Le cancer colorectal en France : une menace croissante
En 2023, la France a enregistré 47 582 nouveaux cas de cancers du côlon ou du rectum, avec environ 18 000 décès annuels attribués à cette maladie. Le cancer colorectal représente la deuxième cause de mortalité par cancer, toutes catégories confondues, et cette tendance est en hausse, particulièrement chez les femmes et les moins de 50 ans, rapporte TopTribune.
Santé publique France souligne dans son bulletin épidémiologique publié le 3 février 2025 que la progression du taux d’incidence a été particulièrement marquée chez les 15-39 ans, où il a augmenté de +1,43 % par an entre 2000 et 2020, avec des formes de cancer plus agressives que chez les personnes âgées.
Une étude indique que près de la moitié des nouveaux cas pourraient être évités, car liés à des facteurs de risque modifiables. En effet, 21 % des cas sont attribués à une alimentation déséquilibrée, 16 % à la consommation d’alcool, 11 % à l’obésité, et 2 % à un faible niveau d’activité physique.
Dans ce contexte, la sensibilisation du public aux recommandations nutritionnelles devient cruciale. Le bulletin de Santé publique France présente les facteurs qui protègent contre le cancer colorectal, ainsi que ceux qui augmentent le risque de sa survenue.
Quels sont les facteurs protecteurs ?
Les fibres : Les aliments riches en fibres, tels que les céréales complètes, les fruits, les légumes et les légumineuses, sont recommandés. Selon Santé publique France, « chaque portion journalière de 10 g est associée à une réduction du risque de cancer colorectal de 7 % ». Ces aliments fournissent également des micronutriments aux effets potentiellement anti-tumoraux.

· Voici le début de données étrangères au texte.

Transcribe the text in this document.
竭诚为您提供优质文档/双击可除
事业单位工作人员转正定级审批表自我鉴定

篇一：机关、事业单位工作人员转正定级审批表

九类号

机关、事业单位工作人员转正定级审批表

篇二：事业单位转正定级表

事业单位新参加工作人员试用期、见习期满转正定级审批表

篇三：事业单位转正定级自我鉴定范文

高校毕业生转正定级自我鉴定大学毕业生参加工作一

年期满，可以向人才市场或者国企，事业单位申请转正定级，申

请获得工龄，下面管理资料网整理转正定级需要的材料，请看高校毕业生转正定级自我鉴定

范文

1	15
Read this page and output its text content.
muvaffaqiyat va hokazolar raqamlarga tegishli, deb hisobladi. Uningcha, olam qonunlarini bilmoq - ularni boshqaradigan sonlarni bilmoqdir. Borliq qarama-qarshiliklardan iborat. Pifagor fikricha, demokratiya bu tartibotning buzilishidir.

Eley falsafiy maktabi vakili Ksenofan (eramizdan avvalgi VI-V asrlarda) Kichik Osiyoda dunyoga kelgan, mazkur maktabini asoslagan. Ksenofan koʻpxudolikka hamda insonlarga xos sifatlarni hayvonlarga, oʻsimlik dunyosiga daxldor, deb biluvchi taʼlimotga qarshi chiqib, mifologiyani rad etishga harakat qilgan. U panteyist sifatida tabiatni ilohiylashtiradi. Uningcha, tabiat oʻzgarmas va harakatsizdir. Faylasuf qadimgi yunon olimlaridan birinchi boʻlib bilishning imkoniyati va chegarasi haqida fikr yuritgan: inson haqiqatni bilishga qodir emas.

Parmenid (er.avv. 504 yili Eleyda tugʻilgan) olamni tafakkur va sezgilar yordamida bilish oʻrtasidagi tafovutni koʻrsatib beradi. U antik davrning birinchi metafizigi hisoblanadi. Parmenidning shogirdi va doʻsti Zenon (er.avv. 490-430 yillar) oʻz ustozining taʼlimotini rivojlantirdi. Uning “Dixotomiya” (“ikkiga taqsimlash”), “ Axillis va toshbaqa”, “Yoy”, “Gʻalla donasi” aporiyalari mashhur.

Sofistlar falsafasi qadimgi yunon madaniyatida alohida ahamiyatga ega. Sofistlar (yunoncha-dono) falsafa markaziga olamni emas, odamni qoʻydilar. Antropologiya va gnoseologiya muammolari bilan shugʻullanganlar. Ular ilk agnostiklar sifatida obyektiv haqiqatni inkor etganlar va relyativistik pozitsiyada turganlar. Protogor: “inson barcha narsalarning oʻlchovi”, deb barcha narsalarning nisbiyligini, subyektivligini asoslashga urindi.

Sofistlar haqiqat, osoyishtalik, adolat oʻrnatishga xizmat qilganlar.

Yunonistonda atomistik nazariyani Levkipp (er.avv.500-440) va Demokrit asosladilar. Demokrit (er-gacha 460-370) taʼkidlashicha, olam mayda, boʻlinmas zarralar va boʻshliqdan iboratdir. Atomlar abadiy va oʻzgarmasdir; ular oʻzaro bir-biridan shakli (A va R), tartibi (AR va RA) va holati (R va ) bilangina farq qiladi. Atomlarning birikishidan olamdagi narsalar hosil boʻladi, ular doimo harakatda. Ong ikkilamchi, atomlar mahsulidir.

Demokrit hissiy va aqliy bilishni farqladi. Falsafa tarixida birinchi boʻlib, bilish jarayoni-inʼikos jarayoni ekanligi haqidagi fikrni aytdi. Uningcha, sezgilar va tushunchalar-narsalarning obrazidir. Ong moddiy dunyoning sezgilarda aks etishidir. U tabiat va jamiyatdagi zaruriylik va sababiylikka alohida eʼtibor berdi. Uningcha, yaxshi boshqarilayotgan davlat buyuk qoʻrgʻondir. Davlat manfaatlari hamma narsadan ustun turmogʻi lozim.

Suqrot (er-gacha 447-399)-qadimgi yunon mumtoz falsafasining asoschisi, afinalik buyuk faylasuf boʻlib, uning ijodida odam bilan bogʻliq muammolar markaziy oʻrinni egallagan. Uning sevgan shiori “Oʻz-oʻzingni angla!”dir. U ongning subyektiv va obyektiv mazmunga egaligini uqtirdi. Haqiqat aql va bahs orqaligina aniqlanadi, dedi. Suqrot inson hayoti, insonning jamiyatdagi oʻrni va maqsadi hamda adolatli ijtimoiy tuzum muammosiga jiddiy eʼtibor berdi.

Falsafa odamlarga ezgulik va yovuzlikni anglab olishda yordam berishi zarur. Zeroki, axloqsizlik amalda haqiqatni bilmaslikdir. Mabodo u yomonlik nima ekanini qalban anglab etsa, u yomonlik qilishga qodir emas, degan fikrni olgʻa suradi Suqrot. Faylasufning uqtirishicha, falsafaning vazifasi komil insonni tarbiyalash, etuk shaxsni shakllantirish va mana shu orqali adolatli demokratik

Les produits laitiers : Ils présentent également un effet protecteur. La consommation de 400 g de produits laitiers par jour serait associée à une réduction de 13 % du risque de cancer colorectal, particulièrement pour les cancers du côlon, grâce au calcium, qui influence la prolifération cellulaire.
L’activité physique : Bien que l’on ne puisse pas définir un seuil précis pour l’activité physique préventive, elle est reconnue comme un facteur de protection. Une étude sur la UK Biobank a révélé qu’effectuer 9 000 pas par jour réduisait de 16 % le risque de divers cancers, y compris le cancer colorectal.
Quels sont les facteurs de risque ?
Les viandes rouges et transformées : Leurs consommations sont classées comme cancérigènes. Une consommation quotidienne de 100 g de ces viandes est associée à une augmentation de 12 % du risque de cancer colorectal. Les viandes transformées, en particulier, présentent un risque accru dû à des additifs comme les nitrites.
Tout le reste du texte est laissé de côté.